Stepping stones

The past usually determines how we cope with our lives in the present. I believe the past is also responsible for holding us back and for us sitting on the fence, when we should be dealing with things.

Given our upbringing we’re not all equipped to deal with the bigger changes we have to deal with, therefore decisions will fail to materialise, discussions will fail to take place and stress will usually follow. Nothing will ever be accomplished, because the decisions we should be making will fail to gain any momentum.

From past experiences, the problem is that when no one makes a decision or talks about their issues, those issues will stagnate for a little while, but will never go away. Having lived and seen my family struggle, particularly in the last two years, I know how important it is not to sit on the fence, but to deal with issues as they are presented.

We will struggle more when we don’t. It’s important for us to communicate with each other. We need to be able to adapt into our life and circumstances instead of waiting for our life and circumstances to adapt to us.

Perhaps therefore, it’s time for us to look beyond the difficulties and beyond the issues so that we make decisions on the things we know we need to deal with.

Ultimately, we must see and be ready to deal with whatever life throws at us.


5 Sep, 2012

4 thoughts on “Stepping stones

  1. I agree. We don’t need to be caught off guard. That’s a major stressor.

    I think too that how our parents dealt with issues affects how we deal with them. We learn a lot from our parents and sometimes it’s not that good.

    1. I agree. Our parents don’t always deal with their own lives in a way that helps their children, but as long as we learn how to deal with our lives and our issues, then hopefully other things will fall into place.

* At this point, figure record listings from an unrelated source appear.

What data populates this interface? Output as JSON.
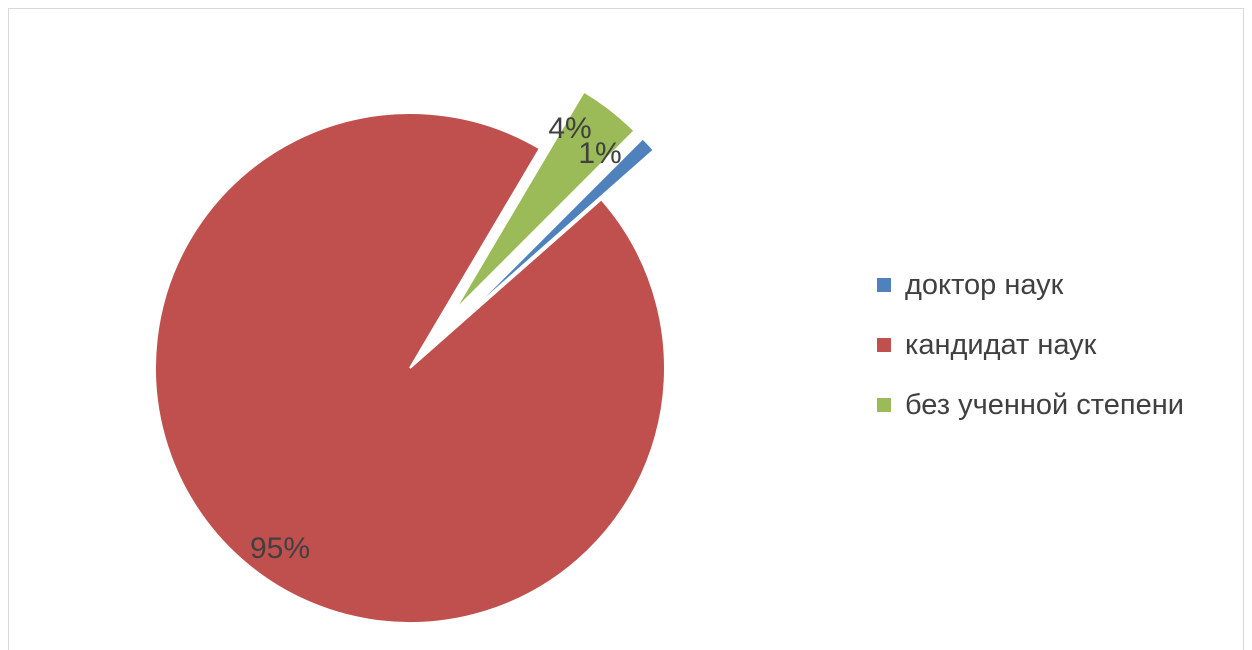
{
  "chart_data": {
    "type": "pie",
    "title": "",
    "categories": [
      "доктор наук",
      "кандидат наук",
      "без ученной степени"
    ],
    "values": [
      1,
      95,
      4
    ],
    "data_labels": [
      "1%",
      "95%",
      "4%"
    ],
    "colors": [
      "#4f81bd",
      "#c0504d",
      "#9bbb59"
    ],
    "exploded": [
      true,
      false,
      true
    ],
    "legend_position": "right"
  },
  "legend": {
    "items": [
      {
        "label": "доктор наук",
        "color": "#4f81bd"
      },
      {
        "label": "кандидат наук",
        "color": "#c0504d"
      },
      {
        "label": "без ученной степени",
        "color": "#9bbb59"
      }
    ]
  }
}
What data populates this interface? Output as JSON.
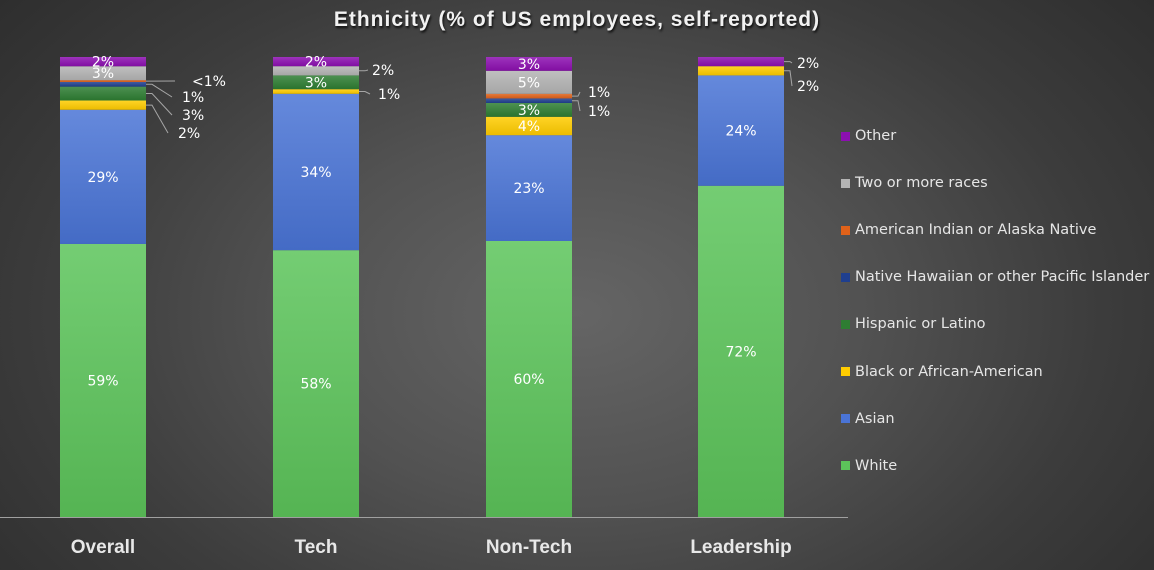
{
  "chart_data": {
    "type": "bar",
    "stacked": true,
    "title": "Ethnicity (% of US employees, self-reported)",
    "xlabel": "",
    "ylabel": "",
    "ylim": [
      0,
      100
    ],
    "grid": false,
    "legend_position": "right",
    "categories": [
      "Overall",
      "Tech",
      "Non-Tech",
      "Leadership"
    ],
    "series": [
      {
        "name": "White",
        "color": "#5cc45a",
        "values": [
          59,
          58,
          60,
          72
        ],
        "labels": [
          "59%",
          "58%",
          "60%",
          "72%"
        ]
      },
      {
        "name": "Asian",
        "color": "#4a74d6",
        "values": [
          29,
          34,
          23,
          24
        ],
        "labels": [
          "29%",
          "34%",
          "23%",
          "24%"
        ]
      },
      {
        "name": "Black or African-American",
        "color": "#ffcc00",
        "values": [
          2,
          1,
          4,
          2
        ],
        "labels": [
          "2%",
          "1%",
          "4%",
          "2%"
        ]
      },
      {
        "name": "Hispanic or Latino",
        "color": "#2e7d32",
        "values": [
          3,
          3,
          3,
          0
        ],
        "labels": [
          "3%",
          "3%",
          "3%",
          ""
        ]
      },
      {
        "name": "Native Hawaiian or other Pacific Islander",
        "color": "#1f3f8f",
        "values": [
          1,
          0,
          1,
          0
        ],
        "labels": [
          "1%",
          "",
          "1%",
          ""
        ]
      },
      {
        "name": "American Indian or Alaska Native",
        "color": "#e0621a",
        "values": [
          0.4,
          0,
          1,
          0
        ],
        "labels": [
          "<1%",
          "",
          "1%",
          ""
        ]
      },
      {
        "name": "Two or more races",
        "color": "#b4b4b4",
        "values": [
          3,
          2,
          5,
          0
        ],
        "labels": [
          "3%",
          "2%",
          "5%",
          ""
        ]
      },
      {
        "name": "Other",
        "color": "#8c0fb0",
        "values": [
          2,
          2,
          3,
          2
        ],
        "labels": [
          "2%",
          "2%",
          "3%",
          "2%"
        ]
      }
    ],
    "label_placement": {
      "Overall": {
        "inside": [
          "White",
          "Asian",
          "Two or more races",
          "Other"
        ],
        "outside": [
          "American Indian or Alaska Native",
          "Native Hawaiian or other Pacific Islander",
          "Hispanic or Latino",
          "Black or African-American"
        ]
      },
      "Tech": {
        "inside": [
          "White",
          "Asian",
          "Hispanic or Latino",
          "Other"
        ],
        "outside": [
          "Two or more races",
          "Black or African-American"
        ]
      },
      "Non-Tech": {
        "inside": [
          "White",
          "Asian",
          "Black or African-American",
          "Hispanic or Latino",
          "Two or more races",
          "Other"
        ],
        "outside": [
          "American Indian or Alaska Native",
          "Native Hawaiian or other Pacific Islander"
        ]
      },
      "Leadership": {
        "inside": [
          "White",
          "Asian"
        ],
        "outside": [
          "Other",
          "Black or African-American"
        ]
      }
    },
    "legend_order": [
      "Other",
      "Two or more races",
      "American Indian or Alaska Native",
      "Native Hawaiian or other Pacific Islander",
      "Hispanic or Latino",
      "Black or African-American",
      "Asian",
      "White"
    ]
  }
}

      I believe our background and upbringing can often create emotional blocks, which stop us from making decisions and dealing with our issues or problems.

  2. I’ve been sitting on the fence for a very long time, unsure of what I should do and what direction I should go in.
    My life has now come to the point where I daily debate whether it’s really worth the effort or not.

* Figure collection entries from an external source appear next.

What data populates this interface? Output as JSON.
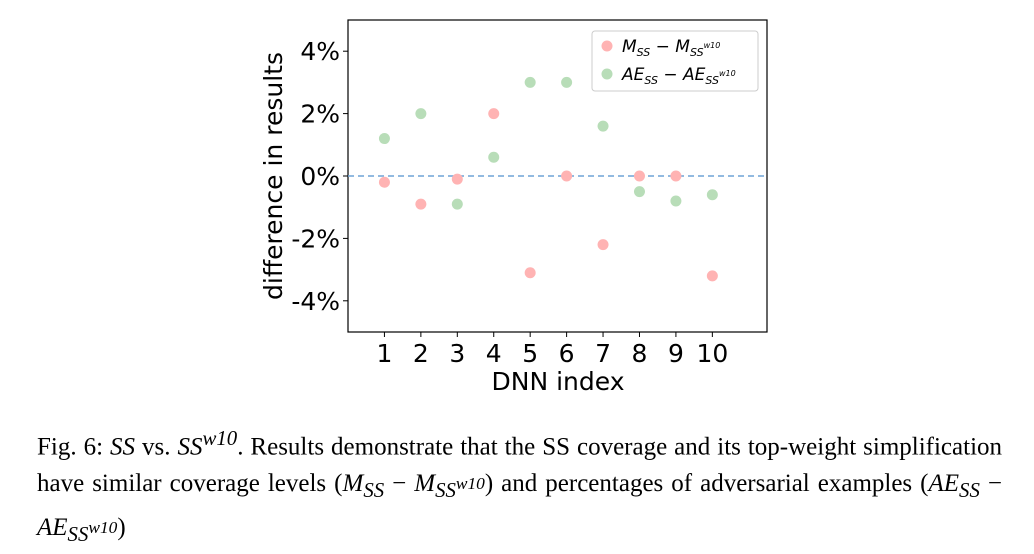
{
  "chart_data": {
    "type": "scatter",
    "xlabel": "DNN index",
    "ylabel": "difference in results",
    "x": [
      1,
      2,
      3,
      4,
      5,
      6,
      7,
      8,
      9,
      10
    ],
    "xticks": [
      "1",
      "2",
      "3",
      "4",
      "5",
      "6",
      "7",
      "8",
      "9",
      "10"
    ],
    "yticks": [
      "-4%",
      "-2%",
      "0%",
      "2%",
      "4%"
    ],
    "xlim": [
      0,
      11.5
    ],
    "ylim": [
      -5,
      5
    ],
    "reference_line": 0,
    "legend_position": "upper right",
    "series": [
      {
        "name_main": "M",
        "name_sub": "SS",
        "name_minus": " − M",
        "name_sub2": "SS",
        "name_sup": "w10",
        "color": "#ffb3b3",
        "values": [
          -0.2,
          -0.9,
          -0.1,
          2.0,
          -3.1,
          0.0,
          -2.2,
          0.0,
          0.0,
          -3.2
        ]
      },
      {
        "name_main": "AE",
        "name_sub": "SS",
        "name_minus": " − AE",
        "name_sub2": "SS",
        "name_sup": "w10",
        "color": "#b8ddb8",
        "values": [
          1.2,
          2.0,
          -0.9,
          0.6,
          3.0,
          3.0,
          1.6,
          -0.5,
          -0.8,
          -0.6
        ]
      }
    ]
  },
  "caption": {
    "fig": "Fig. 6: ",
    "ss1": "SS",
    "vs": " vs. ",
    "ss2": "SS",
    "sup": "w10",
    "text1": ". Results demonstrate that the SS coverage and its top-weight simplification have similar coverage levels (",
    "m1": "M",
    "m1sub": "SS",
    "minus1": " − ",
    "m2": "M",
    "m2sub": "SS",
    "m2sup": "w10",
    "text2": ") and percentages of adversarial examples (",
    "ae1": "AE",
    "ae1sub": "SS",
    "minus2": " − ",
    "ae2": "AE",
    "ae2sub": "SS",
    "ae2sup": "w10",
    "text3": ")"
  }
}
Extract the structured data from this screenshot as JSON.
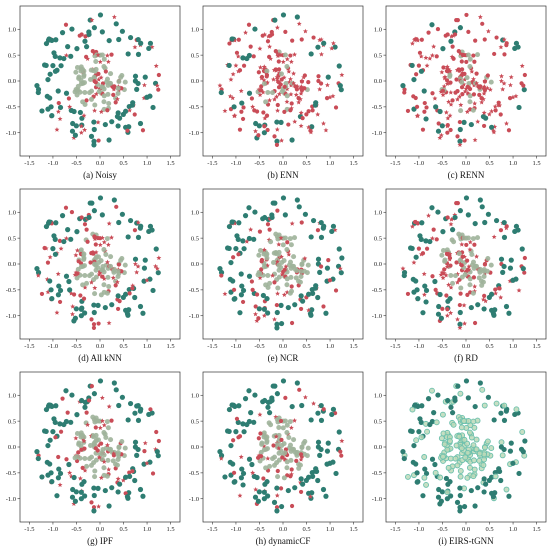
{
  "colors": {
    "teal": "#2e7d72",
    "sage": "#9fb39a",
    "red": "#c94c57",
    "mint_edge": "#6cc0ad",
    "mint_fill": "#bcd9b8"
  },
  "axes": {
    "xlim": [
      -1.7,
      1.7
    ],
    "ylim": [
      -1.45,
      1.45
    ],
    "xticks": [
      "-1.5",
      "-1.0",
      "-0.5",
      "0.0",
      "0.5",
      "1.0",
      "1.5"
    ],
    "xtick_values": [
      -1.5,
      -1.0,
      -0.5,
      0.0,
      0.5,
      1.0,
      1.5
    ],
    "yticks": [
      "1.0",
      "0.5",
      "0.0",
      "-0.5",
      "-1.0"
    ],
    "ytick_values": [
      1.0,
      0.5,
      0.0,
      -0.5,
      -1.0
    ]
  },
  "chart_data": [
    {
      "type": "scatter",
      "caption": "(a) Noisy",
      "noise_ratio": 0.3,
      "outer_points": 130,
      "inner_points": 110
    },
    {
      "type": "scatter",
      "caption": "(b) ENN",
      "noise_ratio": 0.75,
      "outer_points": 130,
      "inner_points": 110
    },
    {
      "type": "scatter",
      "caption": "(c) RENN",
      "noise_ratio": 0.78,
      "outer_points": 130,
      "inner_points": 110
    },
    {
      "type": "scatter",
      "caption": "(d) All kNN",
      "noise_ratio": 0.4,
      "outer_points": 130,
      "inner_points": 110
    },
    {
      "type": "scatter",
      "caption": "(e) NCR",
      "noise_ratio": 0.35,
      "outer_points": 130,
      "inner_points": 110
    },
    {
      "type": "scatter",
      "caption": "(f) RD",
      "noise_ratio": 0.5,
      "outer_points": 130,
      "inner_points": 110
    },
    {
      "type": "scatter",
      "caption": "(g) IPF",
      "noise_ratio": 0.3,
      "outer_points": 130,
      "inner_points": 110
    },
    {
      "type": "scatter",
      "caption": "(h) dynamicCF",
      "noise_ratio": 0.28,
      "outer_points": 130,
      "inner_points": 110
    },
    {
      "type": "scatter",
      "caption": "(i) EIRS-tGNN",
      "noise_ratio": 0.0,
      "outer_points": 130,
      "inner_points": 110
    }
  ]
}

    My parents never really dealt with anything in a constructive manner, so I never really learned how to deal with life in a normal way.

    I’ve felt like a shadow of my former-self for so long I really don’t know anything different.

    I’m hoping and praying that I can finally face my fears and be able to lead a somewhat ‘normal’ life in the time I have left!

    1. Randy, you’re probably not alone. Emotionally my parents never dealt with anything and it took me until my 40’s to figure things out.

      Emotionally we can stop ourselves from moving on with our lives, because we don’t deal with anything, but there comes a time when we should do something about it.

      Sitting on the fence and doing nothing is an option of course, like anything else, but it’s an option that will get us nowhere. Sometimes regardless of our upbringing we just have to say enough is enough!